Washington - With polls showing Barack Obama ahead in the final hours of the '08 contest, John McCain faces daunting odds if he is to pull off what his own camp says would be an historic comeback.
After building a campaign narrative on his foreign policy experience and military background, McCain has been deluged by a tanking economy - an issue that he once acknowledged was not his strength.
Obama has benefited by representing a party not in the White House, while McCain has been followed by the shadow of an unpopular president. McCain's running mate is now seen by most voters as unready for high office, and even Republicans say that Obama has built a better ground game, a potential difference-maker in a close election.
By most estimates, Obama leads in enough states to surpass the 270 electoral votes needed to win, but McCain aides say that the race is tightening.

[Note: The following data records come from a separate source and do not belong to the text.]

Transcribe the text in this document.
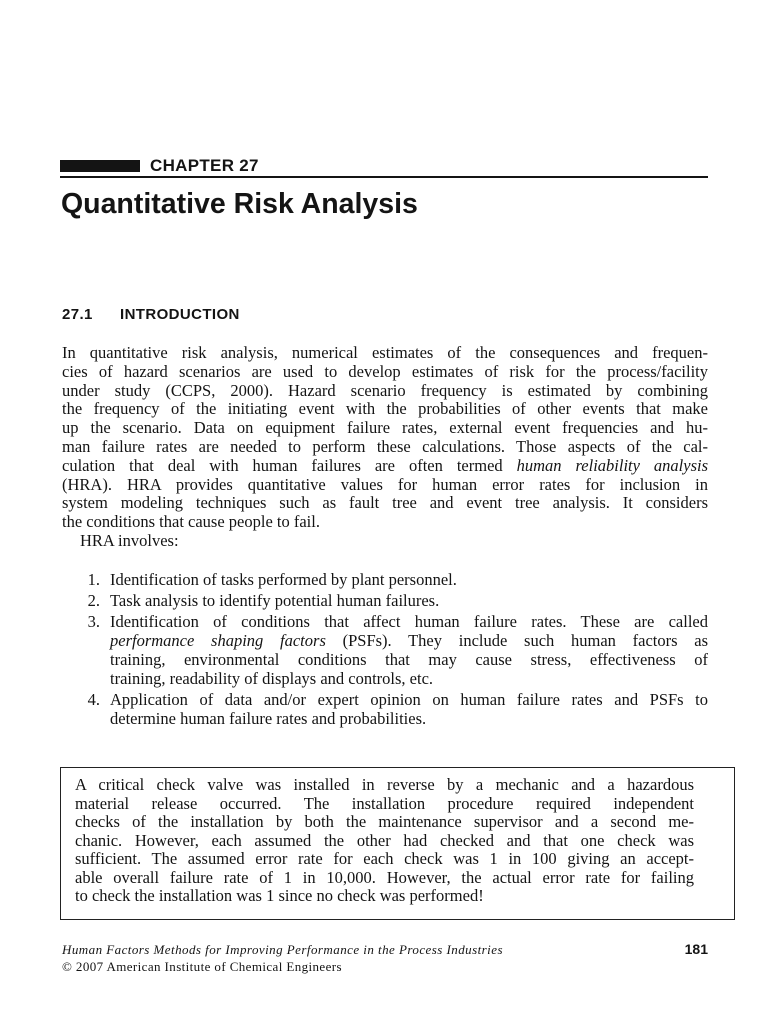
CHAPTER 27
Quantitative Risk Analysis
27.1 INTRODUCTION
In quantitative risk analysis, numerical estimates of the consequences and frequen-
cies of hazard scenarios are used to develop estimates of risk for the process/facility
under study (CCPS, 2000). Hazard scenario frequency is estimated by combining
the frequency of the initiating event with the probabilities of other events that make
up the scenario. Data on equipment failure rates, external event frequencies and hu-
man failure rates are needed to perform these calculations. Those aspects of the cal-
culation that deal with human failures are often termed human reliability analysis
(HRA). HRA provides quantitative values for human error rates for inclusion in
system modeling techniques such as fault tree and event tree analysis. It considers
the conditions that cause people to fail.
HRA involves:
1. Identification of tasks performed by plant personnel.
2. Task analysis to identify potential human failures.
3. Identification of conditions that affect human failure rates. These are called
performance shaping factors (PSFs). They include such human factors as
training, environmental conditions that may cause stress, effectiveness of
training, readability of displays and controls, etc.
4. Application of data and/or expert opinion on human failure rates and PSFs to
determine human failure rates and probabilities.
A critical check valve was installed in reverse by a mechanic and a hazardous
material release occurred. The installation procedure required independent
checks of the installation by both the maintenance supervisor and a second me-
chanic. However, each assumed the other had checked and that one check was
sufficient. The assumed error rate for each check was 1 in 100 giving an accept-
able overall failure rate of 1 in 10,000. However, the actual error rate for failing
to check the installation was 1 since no check was performed!
Human Factors Methods for Improving Performance in the Process Industries	181
© 2007 American Institute of Chemical Engineers
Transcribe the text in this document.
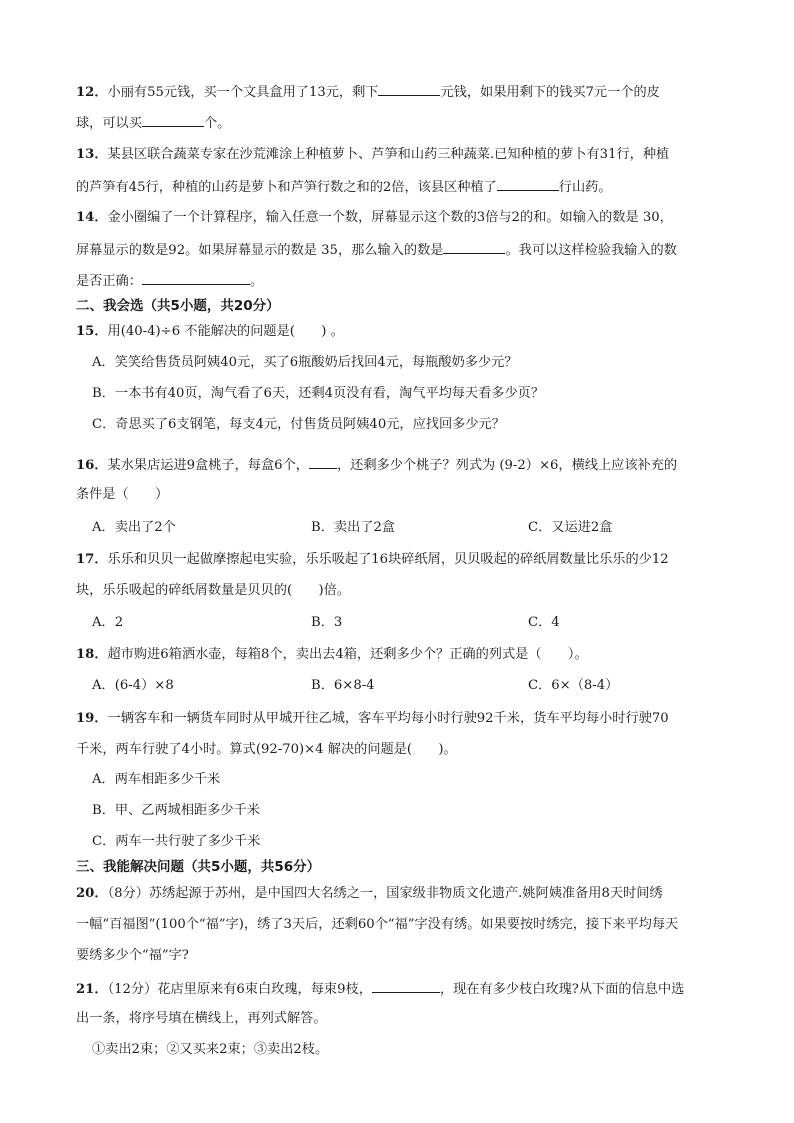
12．小丽有55元钱，买一个文具盒用了13元，剩下	元钱，如果用剩下的钱买7元一个的皮
球，可以买	个。
13．某县区联合蔬菜专家在沙荒滩涂上种植萝卜、芦笋和山药三种蔬菜.已知种植的萝卜有31行，种植
的芦笋有45行，种植的山药是萝卜和芦笋行数之和的2倍，该县区种植了	行山药。
14．金小圈编了一个计算程序，输入任意一个数，屏幕显示这个数的3倍与2的和。如输入的数是 30，
屏幕显示的数是92。如果屏幕显示的数是 35，那么输入的数是	。我可以这样检验我输入的数
是否正确：	。
二、我会选（共5小题，共20分）
15．用(40-4)÷6 不能解决的问题是(　　) 。
A．笑笑给售货员阿姨40元，买了6瓶酸奶后找回4元，每瓶酸奶多少元？
B．一本书有40页，淘气看了6天，还剩4页没有看，淘气平均每天看多少页？
C．奇思买了6支钢笔，每支4元，付售货员阿姨40元，应找回多少元？
16．某水果店运进9盒桃子，每盒6个， ，还剩多少个桃子？列式为 (9-2）×6，横线上应该补充的
条件是（　　）
A．卖出了2个	B．卖出了2盒	C．又运进2盒
17．乐乐和贝贝一起做摩擦起电实验，乐乐吸起了16块碎纸屑，贝贝吸起的碎纸屑数量比乐乐的少12
块，乐乐吸起的碎纸屑数量是贝贝的(　　)倍。
A．2	B．3	C．4
18．超市购进6箱洒水壶，每箱8个，卖出去4箱，还剩多少个？正确的列式是（　　）。
A．(6-4）×8	B．6×8-4	C．6×（8-4）
19．一辆客车和一辆货车同时从甲城开往乙城，客车平均每小时行驶92千米，货车平均每小时行驶70
千米，两车行驶了4小时。算式(92-70)×4 解决的问题是(　　)。
A．两车相距多少千米
B．甲、乙两城相距多少千米
C．两车一共行驶了多少千米
三、我能解决问题（共5小题，共56分）
20．（8分）苏绣起源于苏州，是中国四大名绣之一，国家级非物质文化遗产.姚阿姨准备用8天时间绣
一幅“百福图”(100个“福”字)，绣了3天后，还剩60个“福”字没有绣。如果要按时绣完，接下来平均每天
要绣多少个“福”字?
21．（12分）花店里原来有6束白玫瑰，每束9枝，	，现在有多少枝白玫瑰?从下面的信息中选
出一条，将序号填在横线上，再列式解答。
①卖出2束；②又买来2束；③卖出2枝。
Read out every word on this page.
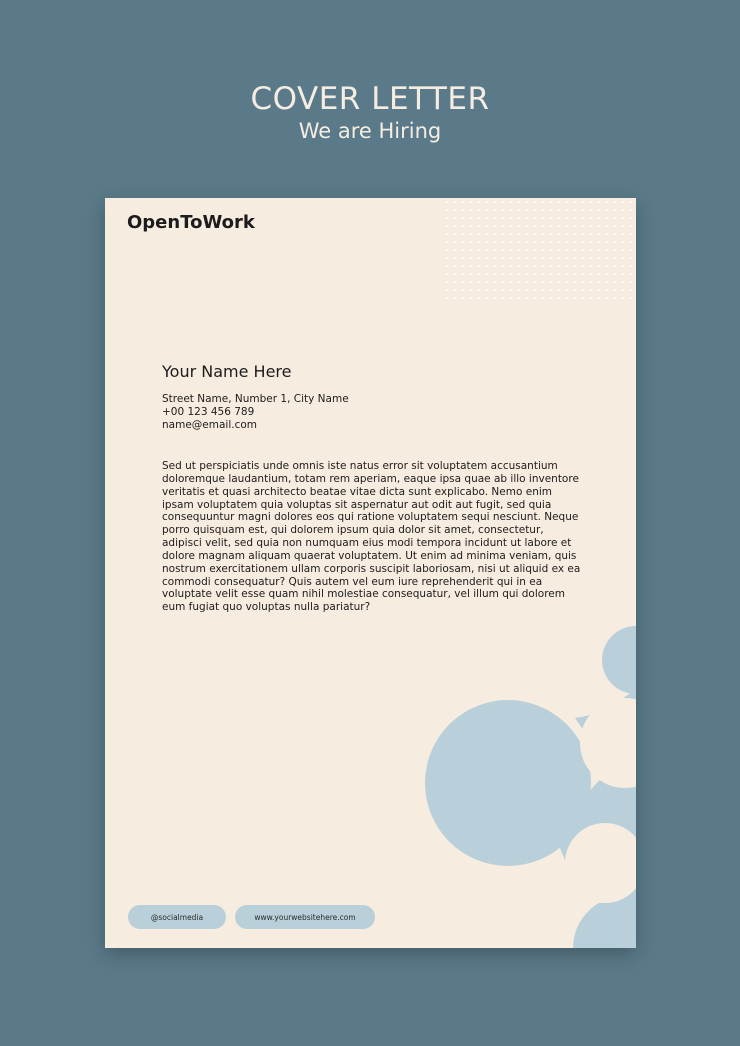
COVER LETTER
We are Hiring
OpenToWork
Your Name Here
Street Name, Number 1, City Name
+00 123 456 789
name@email.com
Sed ut perspiciatis unde omnis iste natus error sit voluptatem accusantium doloremque laudantium, totam rem aperiam, eaque ipsa quae ab illo inventore veritatis et quasi architecto beatae vitae dicta sunt explicabo. Nemo enim ipsam voluptatem quia voluptas sit aspernatur aut odit aut fugit, sed quia consequuntur magni dolores eos qui ratione voluptatem sequi nesciunt. Neque porro quisquam est, qui dolorem ipsum quia dolor sit amet, consectetur, adipisci velit, sed quia non numquam eius modi tempora incidunt ut labore et dolore magnam aliquam quaerat voluptatem. Ut enim ad minima veniam, quis nostrum exercitationem ullam corporis suscipit laboriosam, nisi ut aliquid ex ea commodi consequatur? Quis autem vel eum iure reprehenderit qui in ea voluptate velit esse quam nihil molestiae consequatur, vel illum qui dolorem eum fugiat quo voluptas nulla pariatur?
@socialmedia	www.yourwebsitehere.com
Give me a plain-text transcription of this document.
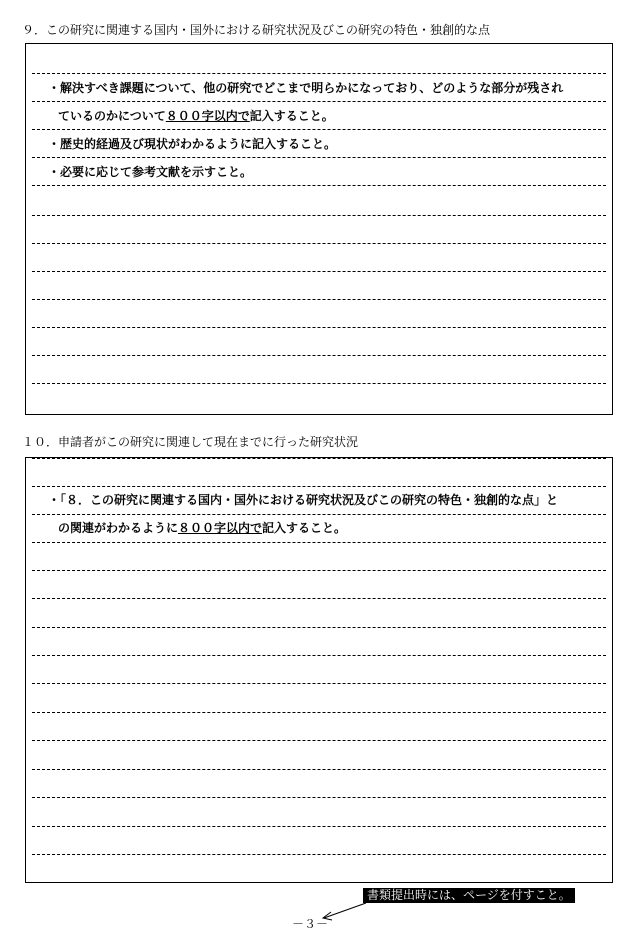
９．この研究に関連する国内・国外における研究状況及びこの研究の特色・独創的な点
・解決すべき課題について、他の研究でどこまで明らかになっており、どのような部分が残され
ているのかについて８００字以内で記入すること。
・歴史的経過及び現状がわかるように記入すること。
・必要に応じて参考文献を示すこと。
１０．申請者がこの研究に関連して現在までに行った研究状況
・「８．この研究に関連する国内・国外における研究状況及びこの研究の特色・独創的な点」と
の関連がわかるように８００字以内で記入すること。
書類提出時には、ページを付すこと。
－３－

Karl Rove, the Republican strategist behind President Bush's victories in 2000 and 2004, gives Obama 311 electoral votes to McCain's 157, with 70 electoral votes in the tossup category.
The tossups are all in states that Bush carried the last time, including Florida, Missouri and North Carolina. McCain trails in six other states Bush won in 2004: Virginia, Ohio, Iowa, Colorado, New Mexico and Nevada.
If McCain carries every tossup state plus Virginia and Ohio, which one of his top aides calls the toughest battleground for the Republican, he would still be 10 electoral votes short of 270. That would require him to pick up either Pennsylvania, where he has never led in the general election, or two other Bush states where he is behind.
For McCain to move that many states in a short period of time, strategists said, would likely take an unexpected event of major proportions. The only time in recent history that a late change in voter sentiment put the trailing candidate into the White House was in 1980, when the lone debate between President Jimmy Carter and Ronald Reagan, a week before the election, vaulted Reagan into office.
"It looks like we're going to come up short," said Scott Reed, a McCain supporter who managed Bob Dole's 1996 presidential campaign.
McCain, who seems to relish the underdog role, is telling supporters at campaign stops that he's "a few points down, but we're coming back."
His aides insist that voters have finally absorbed the impact of the nation's financial crisis and are taking a fresh look at the candidates.